Building the Copilot response parser was one of the trickier parts. Copilot doesn't always respond in the same format, so I built multiple parsing strategies:

Fenced code blocks with FILE: markers
Filename headers (### file.js, file.js, backtick file.js) followed by code blocks
Language-tagged blocks matched to project files
Fuzzy file matching against the project tree (skipping node_modules)

If one strategy fails, the next one kicks in. This makes FixForward resilient to Copilot's varying output formats.

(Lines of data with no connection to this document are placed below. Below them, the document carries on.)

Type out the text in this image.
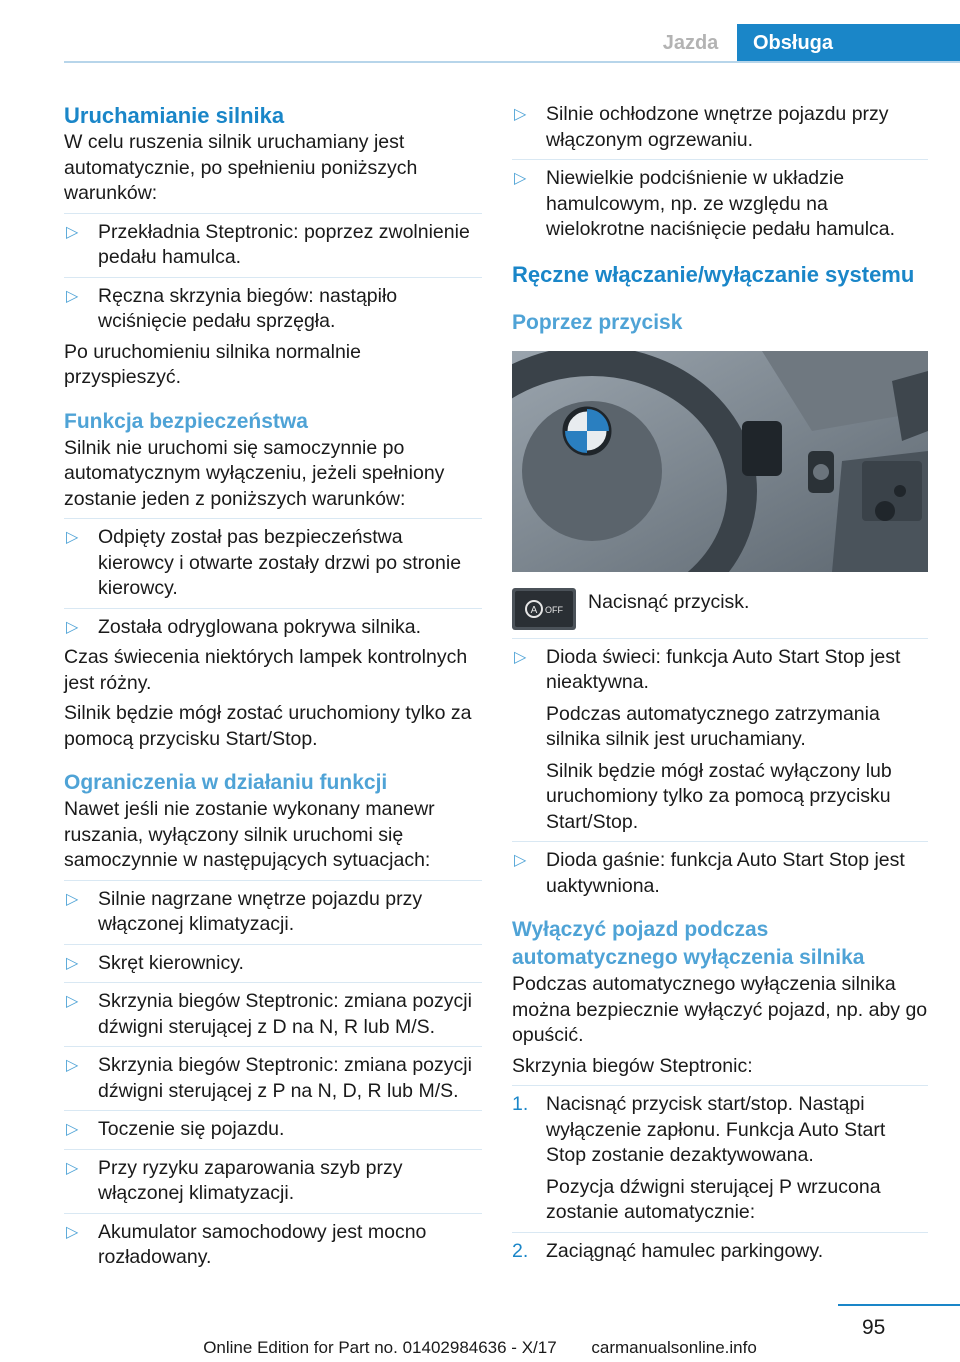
Jazda	Obsługa
Uruchamianie silnika

W celu ruszenia silnik uruchamiany jest automatycznie, po spełnieniu poniższych warunków:

▷ Przekładnia Steptronic: poprzez zwolnienie pedału hamulca.
▷ Ręczna skrzynia biegów: nastąpiło wciśnięcie pedału sprzęgła.

Po uruchomieniu silnika normalnie przyspieszyć.

Funkcja bezpieczeństwa

Silnik nie uruchomi się samoczynnie po automatycznym wyłączeniu, jeżeli spełniony zostanie jeden z poniższych warunków:

▷ Odpięty został pas bezpieczeństwa kierowcy i otwarte zostały drzwi po stronie kierowcy.
▷ Została odryglowana pokrywa silnika.

Czas świecenia niektórych lampek kontrolnych jest różny.

Silnik będzie mógł zostać uruchomiony tylko za pomocą przycisku Start/Stop.

Ograniczenia w działaniu funkcji

Nawet jeśli nie zostanie wykonany manewr ruszania, wyłączony silnik uruchomi się samoczynnie w następujących sytuacjach:

▷ Silnie nagrzane wnętrze pojazdu przy włączonej klimatyzacji.
▷ Skręt kierownicy.
▷ Skrzynia biegów Steptronic: zmiana pozycji dźwigni sterującej z D na N, R lub M/S.
▷ Skrzynia biegów Steptronic: zmiana pozycji dźwigni sterującej z P na N, D, R lub M/S.
▷ Toczenie się pojazdu.
▷ Przy ryzyku zaparowania szyb przy włączonej klimatyzacji.
▷ Akumulator samochodowy jest mocno rozładowany.
▷ Silnie ochłodzone wnętrze pojazdu przy włączonym ogrzewaniu.
▷ Niewielkie podciśnienie w układzie hamulcowym, np. ze względu na wielokrotne naciśnięcie pedału hamulca.
Ręczne włączanie/wyłączanie systemu
Poprzez przycisk
A OFF Nacisnąć przycisk.
▷ Dioda świeci: funkcja Auto Start Stop jest nieaktywna.
Podczas automatycznego zatrzymania silnika silnik jest uruchamiany.
Silnik będzie mógł zostać wyłączony lub uruchomiony tylko za pomocą przycisku Start/Stop.
▷ Dioda gaśnie: funkcja Auto Start Stop jest uaktywniona.
Wyłączyć pojazd podczas automatycznego wyłączenia silnika

Podczas automatycznego wyłączenia silnika można bezpiecznie wyłączyć pojazd, np. aby go opuścić.

Skrzynia biegów Steptronic:

1. Nacisnąć przycisk start/stop. Nastąpi wyłączenie zapłonu. Funkcja Auto Start Stop zostanie dezaktywowana.
Pozycja dźwigni sterującej P wrzucona zostanie automatycznie:
2. Zaciągnąć hamulec parkingowy.
95
Online Edition for Part no. 01402984636 - X/17 carmanualsonline.info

I also used Copilot CLI extensively during development — for scaffolding parsers, debugging edge cases in Jest output handling, and figuring out the right subprocess patterns for capturing test output across platforms.

Try It Yourself

The repo includes ready-made broken demo projects:

git clone https://github.com/stackmasteraliza/fixforward.git
cd fixforward

# Python: division bug (a / b should be a // b)
fixforward run --path demo/broken_python

# Node.js: truncation bug ("..." becomes "..")
fixforward diagnose --path demo/broken_node

# Rust: off-by-one in clamp()
fixforward diagnose --path demo/broken_rust

# Safe mode: see the diagnosis without changing anything
fixforward run --path demo/broken_python --dry-run

Install from PyPI:

pip install fixforward

Architecture

fixforward/
├── cli.py          # argparse CLI: run, diagnose, rollback
├── detector.py     # Ecosystem detection + test runner
├── classifier.py   # Regex heuristic failure classification
├── copilot.py      # GitHub Copilot CLI integration
├── patcher.py      # Safe branch creation + file patching
├── verifier.py     # Test re-run + confidence scoring
├── reporter.py     # PR title/body generation
├── display.py      # Rich-based terminal UI
├── state.py        # Rollback state persistence
└── parsers/
    ├── pytest_parser.py   # pytest output parser
    ├── npm_parser.py      # Jest/Mocha output parser
    └── cargo_parser.py    # cargo test output parser

Only one dependency: rich. Everything else is Python standard library.